Municípios baianos demitirão servidores

By 3 de janeiro de 2019Municípios

Dificuldade para pagar salários e manter os serviços essenciais

Estados também estão tendo problemas para fechar as contas

Demissões devem superar o registrado em 2017

Com dificuldade para pagar os salários e manter os serviços essenciais, a prefeitura de Itabuna teve de demitir cerca de 550 funcionários na reta final deste ano. A medida foi a solução encontrada pela gestão do prefeito Fernando Gomes (sem partido) para um problema que afronta a Lei de Responsabilidade Fiscal: o município estava gastando acima do permitido na folha de pagamento mensal.

O caso da cidade no Sul da Bahia, contudo, não é isolado e afeta pelo menos 75% dos 417 municípios baianos, que devem demitir servidores – a maioria, comissionados – neste fim de ano para conseguir fechar as contas no azul. A estimativa foi dada pela União dos Municípios da Bahia (UPB), que afirmou que, além da demissão, as cidades baianas devem sofrer com redução de serviços essenciais e atrasar o pagamento do 13º salário.

Em Itabuna, a falta de repasse de verbas do governo federal e a redução na arrecadação dos municípios foram alguns dos motivos para que as despesas com pessoal extrapolassem. O limite é definido pela Lei de Responsabilidade Fiscal (LRF). O máximo para gastos do município com pessoal é de 54% da receita corrente líquida.

Replay

No ano passado, 75% dos municípios também demitiram no final do ano. O vice-presidente da UPB, Antônio Carvalho da Silva Neto, prefeito da cidade de Araci, destacou que esse percentual deve aumentar, e as demissões devem ser em maior quantidade do que em 2017. Ele afirmou que a maioria dos municípios baianos – os menores – tem a prefeitura como maior empregadora, na ausência de grandes empresas.

O prefeito de Itapetinga teve de demitir mais de 300 pessoas neste fim de ano, entre pessoal da administração e de apoio. De acordo com ele, a medida foi necessária, porque serviços essenciais da cidade estavam sendo afetados. Professores e funcionários da área de saúde com nível superior foram mantidos pela gestão.

A cidade estava com 10% acima do permitido na LRF, ou seja, estava destinando 64% da receita para pessoal. “O nosso 13º ainda não foi pago, mas estamos planejando para que ele seja distribuído na data limite”, contou Rodrigo Hagge.

Estados

Não são só os municípios baianos que estão tendo problemas para fechar as contas. A gestão do governador Rui Costa (PT) superou o limite previsto na Lei de Responsabilidade Fiscal (LRF) de 60% da receita corrente líquida em gastos com pessoal. O dado foi divulgado pela Secretaria do Tesouro Nacional.

Além da Bahia, outros 13 estados também ultrapassaram o limite de gastos com pessoal: Minas Gerais, Mato Grosso do Sul, Rio Grande do Norte, Rio de Janeiro, Rio Grande do Sul, Mato Grosso, Sergipe, Acre, Paraíba, Roraima, Paraná, Santa Catarina e Alagoas.

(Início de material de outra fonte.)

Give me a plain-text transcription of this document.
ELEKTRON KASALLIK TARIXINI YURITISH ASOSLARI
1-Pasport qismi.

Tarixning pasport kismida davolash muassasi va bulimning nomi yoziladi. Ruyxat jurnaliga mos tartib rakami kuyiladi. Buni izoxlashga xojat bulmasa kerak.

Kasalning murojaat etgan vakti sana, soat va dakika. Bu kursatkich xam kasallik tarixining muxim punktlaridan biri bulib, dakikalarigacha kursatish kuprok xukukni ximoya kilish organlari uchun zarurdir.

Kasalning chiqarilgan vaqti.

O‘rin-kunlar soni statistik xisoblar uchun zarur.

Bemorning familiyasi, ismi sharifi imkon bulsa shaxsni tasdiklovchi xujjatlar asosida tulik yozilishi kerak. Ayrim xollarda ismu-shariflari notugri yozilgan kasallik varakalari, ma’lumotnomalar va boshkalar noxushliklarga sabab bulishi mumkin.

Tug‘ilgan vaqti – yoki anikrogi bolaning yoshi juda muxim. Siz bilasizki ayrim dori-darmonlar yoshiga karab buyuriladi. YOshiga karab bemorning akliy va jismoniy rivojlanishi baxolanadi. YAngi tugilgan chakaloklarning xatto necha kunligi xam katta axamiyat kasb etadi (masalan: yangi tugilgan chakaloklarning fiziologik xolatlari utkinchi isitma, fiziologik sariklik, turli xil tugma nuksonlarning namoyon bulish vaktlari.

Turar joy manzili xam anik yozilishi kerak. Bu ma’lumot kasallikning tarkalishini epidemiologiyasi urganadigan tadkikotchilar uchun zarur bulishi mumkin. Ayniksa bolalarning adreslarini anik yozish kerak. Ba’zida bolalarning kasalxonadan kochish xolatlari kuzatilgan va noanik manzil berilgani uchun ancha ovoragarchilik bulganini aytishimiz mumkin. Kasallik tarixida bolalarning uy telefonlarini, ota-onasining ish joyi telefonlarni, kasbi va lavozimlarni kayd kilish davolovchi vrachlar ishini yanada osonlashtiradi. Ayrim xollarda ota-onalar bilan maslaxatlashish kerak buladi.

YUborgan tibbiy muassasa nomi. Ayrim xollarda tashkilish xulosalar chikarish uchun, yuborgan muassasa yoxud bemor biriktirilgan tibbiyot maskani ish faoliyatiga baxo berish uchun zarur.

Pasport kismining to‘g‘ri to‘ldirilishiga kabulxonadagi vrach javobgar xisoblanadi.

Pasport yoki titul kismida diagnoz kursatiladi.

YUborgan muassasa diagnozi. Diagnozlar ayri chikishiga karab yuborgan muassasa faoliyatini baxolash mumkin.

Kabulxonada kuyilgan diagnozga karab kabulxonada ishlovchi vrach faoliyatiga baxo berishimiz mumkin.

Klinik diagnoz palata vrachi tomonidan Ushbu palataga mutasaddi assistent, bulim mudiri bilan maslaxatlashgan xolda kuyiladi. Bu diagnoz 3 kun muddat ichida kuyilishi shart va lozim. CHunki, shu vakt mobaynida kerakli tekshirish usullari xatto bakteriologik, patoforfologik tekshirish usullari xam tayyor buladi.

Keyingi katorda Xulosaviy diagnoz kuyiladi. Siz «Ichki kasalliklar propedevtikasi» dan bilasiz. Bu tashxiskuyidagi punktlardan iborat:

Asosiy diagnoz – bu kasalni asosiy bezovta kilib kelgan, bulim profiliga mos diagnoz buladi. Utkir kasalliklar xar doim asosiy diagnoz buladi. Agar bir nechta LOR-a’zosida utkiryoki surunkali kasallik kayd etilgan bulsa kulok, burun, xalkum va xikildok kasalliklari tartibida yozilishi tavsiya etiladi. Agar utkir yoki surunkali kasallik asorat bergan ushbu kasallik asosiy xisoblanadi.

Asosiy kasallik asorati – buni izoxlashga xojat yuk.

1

Dos 60% de limite para o estado, 48,6% é o teto imposto pela lei para o Executivo e Defensoria Pública; 6% para o Poder Judiciário; 3,4% para o Legislativo; e 2% para o Ministério Público. Para fechar as contas, o estado terá que aumentar a receita e cortar gastos.

Nota

Em nota, o governo afirmou que a Previdência estadual encerrará o ano de 2018 com um déficit de R$ 4,08 bilhões, segundo estimativa da Superintendência de Previdência, unidade vinculada à Secretaria da Administração.

“A quantidade de aposentadorias concedidas vem crescendo anualmente: em 2015 foram 3.745 aposentadorias; em 2016 foram 6.044; em 2017 foram 6.739. O número de benefícios concedidos até novembro deste ano já totalizou 5.932 aposentadorias, faltando ainda um mês para o exercício se encerrar”, diz a nota.

Para cobrir o déficit, o estado afirmou que irá aportar recursos do Tesouro. O déficit previdenciário consumirá quase 10%, de acordo com a Secretaria da Fazenda (Sefaz). O orçamento de 2018 é estimado em R$ 45,2 bilhões, para um déficit de R$ 4,08 bilhões.

“Desta forma, o déficit previdenciário limita muito a capacidade de investimento do Estado, atravancando o seu crescimento econômico”, afirmou o governo por meio de nota.